29th Sep 2015 09:20
LONDON (Alliance News) - Payments company Earthport PLC on Tuesday said its pretax loss widened due to higher administrative costs, which offset a big rise in both total and like-for-like revenue.
Earthport said its pretax loss in the year to the end of June was GBP8.7 million, compared to a GBP6.3 million loss a year earlier, thanks primarily to the group taking on full-year costs of Baydonhill, the foreign exchange provider acquired in 2013. These costs were combined with higher share-based payments and warrant costs.
The rise in costs was enough to offset a big rise in revenue in the year, up to GBP19.3 million from GBP10.8 million, as like-for-like revenue grew 55% and transactional revenue grew to 84% of total revenue. Earthport signed 31 new clients in the year, slightly down from the 33 signed the year before, but saw 22 clients go live, up from 14.
The group also benefited from continued growth in its contracts with existing clients, particularly Bank of America.
"Over the past year broad acceptance of the Earthport model has accelerated, enabling the company to experience increased demand and recognition for its services across industry segments and geographic areas," said Chief Executive Hank Uberoi.

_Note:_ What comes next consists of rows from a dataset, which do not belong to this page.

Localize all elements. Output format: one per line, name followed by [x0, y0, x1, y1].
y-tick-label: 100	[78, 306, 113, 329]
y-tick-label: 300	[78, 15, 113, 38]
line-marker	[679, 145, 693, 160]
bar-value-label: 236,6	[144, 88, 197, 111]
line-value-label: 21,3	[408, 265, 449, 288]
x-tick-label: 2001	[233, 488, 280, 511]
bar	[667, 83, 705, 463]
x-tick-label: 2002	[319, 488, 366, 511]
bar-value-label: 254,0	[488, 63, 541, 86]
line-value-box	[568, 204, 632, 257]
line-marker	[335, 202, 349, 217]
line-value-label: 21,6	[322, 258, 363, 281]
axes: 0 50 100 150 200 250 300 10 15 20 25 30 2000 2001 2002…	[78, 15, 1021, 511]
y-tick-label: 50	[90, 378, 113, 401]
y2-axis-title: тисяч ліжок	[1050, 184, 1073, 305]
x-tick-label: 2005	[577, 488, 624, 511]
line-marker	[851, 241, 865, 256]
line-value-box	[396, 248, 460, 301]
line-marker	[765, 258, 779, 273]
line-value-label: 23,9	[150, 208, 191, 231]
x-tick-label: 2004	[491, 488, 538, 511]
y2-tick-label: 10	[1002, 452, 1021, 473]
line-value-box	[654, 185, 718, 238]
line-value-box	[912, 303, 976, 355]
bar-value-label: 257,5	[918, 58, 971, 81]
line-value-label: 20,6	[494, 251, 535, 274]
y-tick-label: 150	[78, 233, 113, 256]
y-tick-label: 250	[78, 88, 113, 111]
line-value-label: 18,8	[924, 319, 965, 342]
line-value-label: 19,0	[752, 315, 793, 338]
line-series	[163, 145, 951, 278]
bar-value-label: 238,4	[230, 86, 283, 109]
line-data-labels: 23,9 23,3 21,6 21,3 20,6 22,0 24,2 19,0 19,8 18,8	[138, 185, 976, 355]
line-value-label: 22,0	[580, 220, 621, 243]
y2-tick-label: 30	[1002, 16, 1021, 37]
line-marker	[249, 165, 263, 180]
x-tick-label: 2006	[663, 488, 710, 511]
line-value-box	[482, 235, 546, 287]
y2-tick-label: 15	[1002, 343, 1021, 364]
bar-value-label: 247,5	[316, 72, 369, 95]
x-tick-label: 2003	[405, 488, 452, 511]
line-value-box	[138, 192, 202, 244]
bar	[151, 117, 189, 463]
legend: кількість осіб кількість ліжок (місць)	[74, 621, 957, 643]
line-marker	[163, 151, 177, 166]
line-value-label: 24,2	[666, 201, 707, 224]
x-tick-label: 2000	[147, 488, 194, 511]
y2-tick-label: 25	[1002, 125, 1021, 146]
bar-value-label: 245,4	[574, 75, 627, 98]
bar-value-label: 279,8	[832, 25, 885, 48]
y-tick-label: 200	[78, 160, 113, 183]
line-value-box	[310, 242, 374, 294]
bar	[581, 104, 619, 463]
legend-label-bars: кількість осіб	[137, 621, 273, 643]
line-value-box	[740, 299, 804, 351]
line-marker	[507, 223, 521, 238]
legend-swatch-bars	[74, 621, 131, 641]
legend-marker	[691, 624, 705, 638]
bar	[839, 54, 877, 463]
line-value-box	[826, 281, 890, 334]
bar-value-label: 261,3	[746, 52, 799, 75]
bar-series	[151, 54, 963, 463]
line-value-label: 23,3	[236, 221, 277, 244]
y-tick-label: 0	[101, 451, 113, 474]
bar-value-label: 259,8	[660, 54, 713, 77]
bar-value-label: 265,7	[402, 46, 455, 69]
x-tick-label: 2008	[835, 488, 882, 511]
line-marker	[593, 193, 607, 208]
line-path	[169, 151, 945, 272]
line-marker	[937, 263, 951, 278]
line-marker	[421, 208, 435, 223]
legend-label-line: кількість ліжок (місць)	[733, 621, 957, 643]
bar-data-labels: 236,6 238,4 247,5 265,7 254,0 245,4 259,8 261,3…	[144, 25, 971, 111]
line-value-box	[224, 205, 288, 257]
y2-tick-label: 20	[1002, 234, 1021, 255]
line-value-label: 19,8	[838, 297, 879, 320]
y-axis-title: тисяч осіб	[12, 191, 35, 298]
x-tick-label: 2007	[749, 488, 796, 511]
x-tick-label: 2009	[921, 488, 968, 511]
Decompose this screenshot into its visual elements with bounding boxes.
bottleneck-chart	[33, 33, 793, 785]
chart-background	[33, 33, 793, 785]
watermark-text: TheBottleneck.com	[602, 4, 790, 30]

"We will continue to focus on significant, demonstrable and recurring revenue, targeting financial institutions, money transfer organisations, high growth ecommerce and payment aggregators. Earthport is in the best position it has ever been in to take advantage of the significant opportunity in front of us," Uberoi added.
Shares in Earthport were down 0.3% to 41.00 pence on Tuesday.